Pitt and the graduate student union organizers each took their final legal step last week before the state labor board determines whether or not the University engaged in unfair labor practices during the elections held last spring.

Both groups submitted their responses in the form of a rebuttal at the hearing on May 2, at which the student organizers accused the University of voter intimidation.

But what the union organizers currently lack in solid answers for the future of the union, they make up for in confidence.

Mark Azic, a member of the graduate student union’s organizing committee and a Ph.D. candidate for economics, said he’s certain the judges on the Labor Relations Board will call for a revote after the complaints heard at a May 2 hearing.

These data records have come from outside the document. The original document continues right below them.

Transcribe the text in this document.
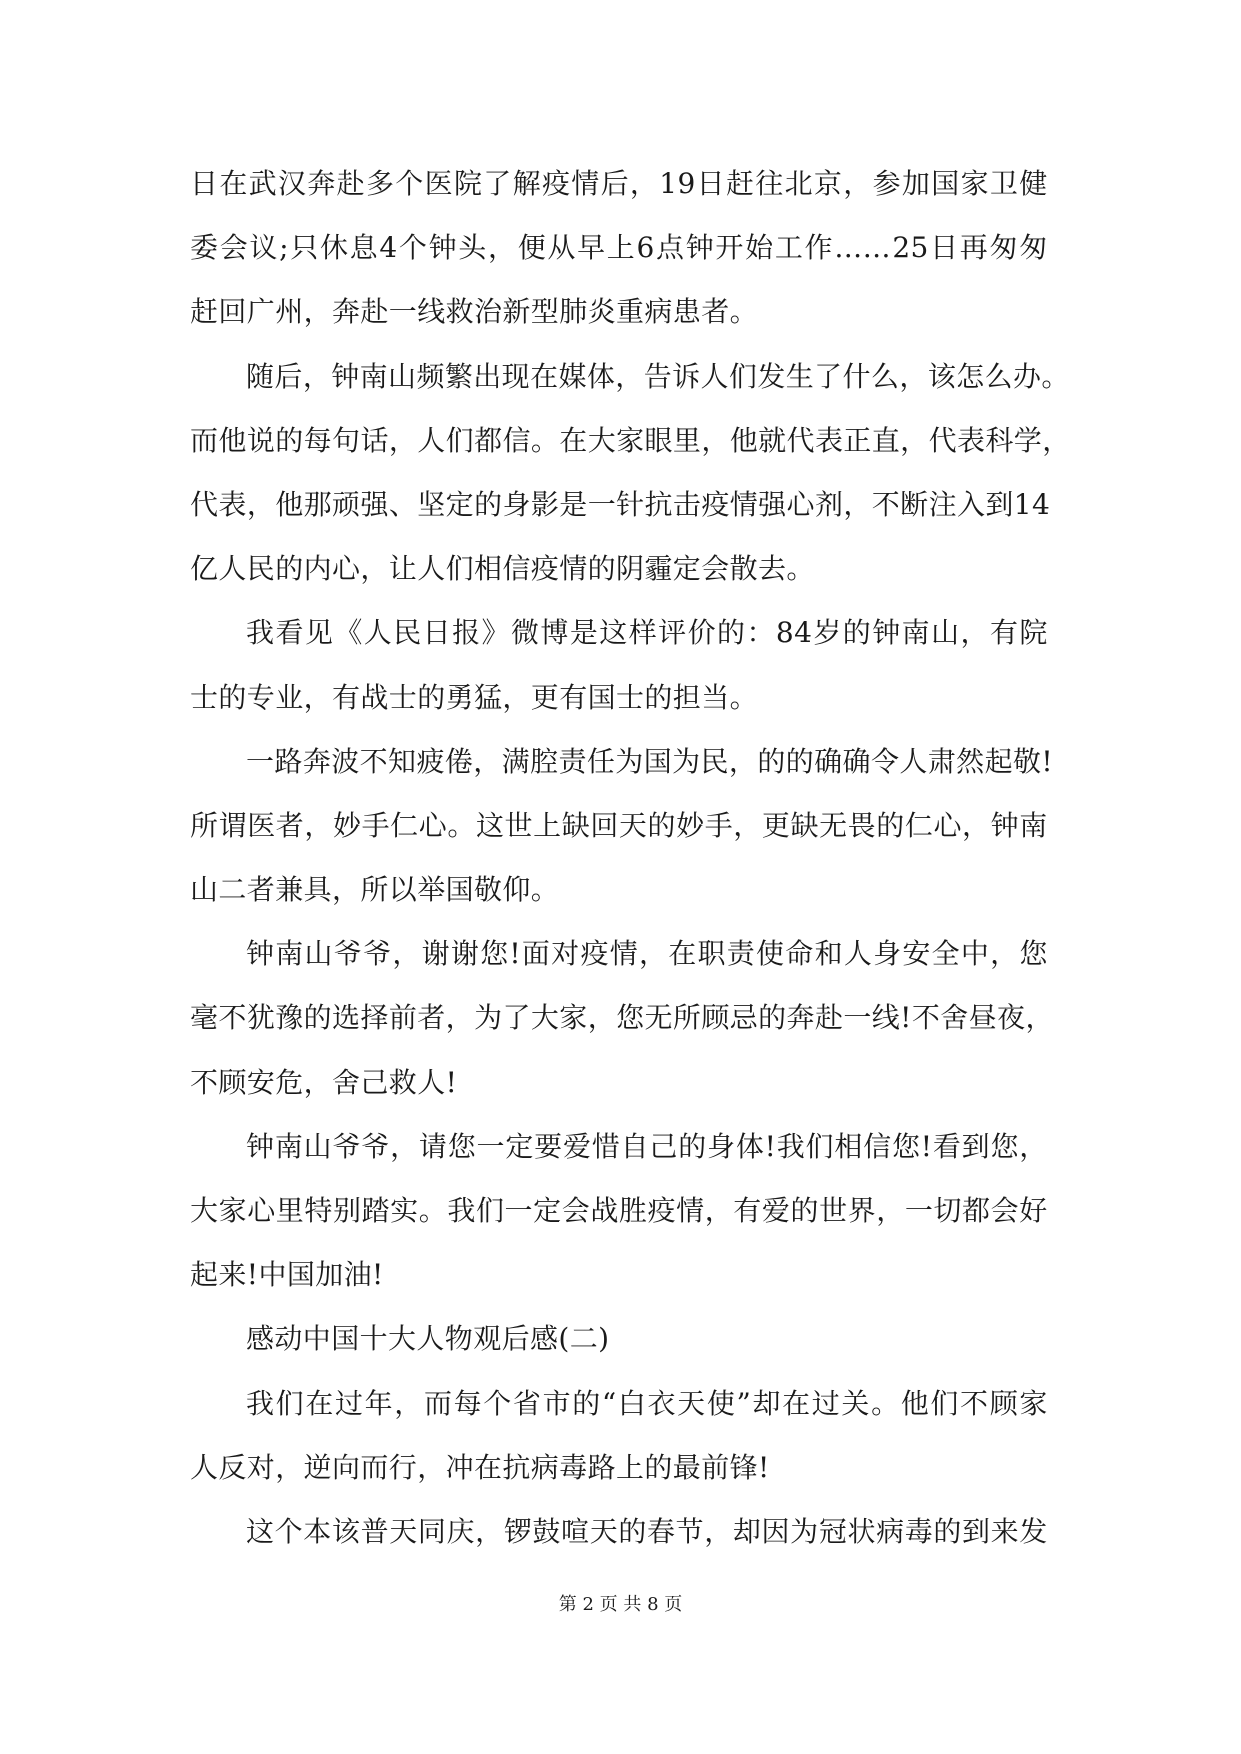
日 在 武 汉 奔 赴 多 个 医 院 了 解 疫 情 后 ， 19 日 赶 往 北 京 ， 参 加 国 家 卫 健
委 会 议 ; 只 休 息 4 个 钟 头 ， 便 从 早 上 6 点 钟 开 始 工 作 …… 25 日 再 匆 匆
赶回广州，奔赴一线救治新型肺炎重病患者。
随 后 ， 钟 南 山 频 繁 出 现 在 媒 体 ， 告 诉 人 们 发 生 了 什 么 ， 该 怎 么 办 。
而 他 说 的 每 句 话 ， 人 们 都 信 。 在 大 家 眼 里 ， 他 就 代 表 正 直 ， 代 表 科 学 ，
代 表 ， 他 那 顽 强 、 坚 定 的 身 影 是 一 针 抗 击 疫 情 强 心 剂 ， 不 断 注 入 到 14
亿人民的内心，让人们相信疫情的阴霾定会散去。
我 看 见 《 人 民 日 报 》 微 博 是 这 样 评 价 的 ： 84 岁 的 钟 南 山 ， 有 院
士的专业，有战士的勇猛，更有国士的担当。
一 路 奔 波 不 知 疲 倦 ， 满 腔 责 任 为 国 为 民 ， 的 的 确 确 令 人 肃 然 起 敬 !
所 谓 医 者 ， 妙 手 仁 心 。 这 世 上 缺 回 天 的 妙 手 ， 更 缺 无 畏 的 仁 心 ， 钟 南
山二者兼具，所以举国敬仰。
钟 南 山 爷 爷 ， 谢 谢 您 ! 面 对 疫 情 ， 在 职 责 使 命 和 人 身 安 全 中 ， 您
毫 不 犹 豫 的 选 择 前 者 ， 为 了 大 家 ， 您 无 所 顾 忌 的 奔 赴 一 线 ! 不 舍 昼 夜 ，
不顾安危，舍己救人!
钟 南 山 爷 爷 ， 请 您 一 定 要 爱 惜 自 己 的 身 体 ! 我 们 相 信 您 ! 看 到 您 ，
大 家 心 里 特 别 踏 实 。 我 们 一 定 会 战 胜 疫 情 ， 有 爱 的 世 界 ， 一 切 都 会 好
起来!中国加油!
感动中国十大人物观后感(二)
我 们 在 过 年 ， 而 每 个 省 市 的 “ 白 衣 天 使 ” 却 在 过 关 。 他 们 不 顾 家
人反对，逆向而行，冲在抗病毒路上的最前锋!
这 个 本 该 普 天 同 庆 ， 锣 鼓 喧 天 的 春 节 ， 却 因 为 冠 状 病 毒 的 到 来 发
第 2 页 共 8 页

“Given how close our election was, we only ended up losing by 37 votes out of 1400 votes, and the amount of complaints we made … we’re very confident that a judge is going to rule in our favor,” Azic said.

Last fall, the Pennsylvania Labor Relations Board determined that the graduate students at Pitt were employees, ruling against the University’s claim that they are solely students. Of more than 7,000 graduate students at Pitt, 2,000 were deemed to be the bargaining unit, making them eligible to vote in the union’s election.

After the elections this past spring, organizers alleged that the University participated in voter intimidation through using administrators as poll watchers and implementing unlawful list keeping practices. In one instance, the chair of the University’s Chemical and Petroleum Engineering department, Steven Little, sent out an email to the department disclosing the number of workers from their department who participated in the elections. Organizers say that both of these practices are illegal at the national level. However, since the University is a state institution, the decisions fall under the state’s labor board.

Organizers anticipate that the decision could come from the Labor Relations Board within the next month, according to Kimberly Garrett, a member of the organizing committee and a second-year graduate student in environmental and occupational health.

If the decision is in the union’s favor, the University would first have to post that they’ve engaged in unfair labor practices, Garrett said. After this, the process to have a new election could happen relatively quickly.

“It’s likely that then, the University, the Pennsylvania State Labor Relations Board and our union people would meet and discuss the best time, place, who would be poll watchers, stuff like that,” Garrett said. “I think that took about two weeks in the spring to determine where and when they would have the election. It could be as soon as a month after the decision is released.”

If the Labor Relations Board votes against the union, the organizers can try again in a year to hold an election to vote for a union.

“The fight is not over,” Garrett said.

Following the results of the spring elections, the organizing committee has kept up their momentum by holding meetings and reaching out to more graduate students.

“For the first election, there were parts of Pitt’s campus that we just didn’t know where people were located or we didn’t know that they were eligible to vote in time for the election,” Azic said. “So we’ve made a better outreach effort to do things like that.”

Despite the difficulties that they faced in the first election, organizers like Azic remain confident that the effort is a necessary part of securing the future of the union.

“There often are multiple votes,” Azic said. “The employer, the first time, will try to see how much they can get away with and then, a judge will call for a revote. We’re very confident a judge will file in our favor.”

The University and the Pennsylvania Labor Relations Board have not responded to requests for comment.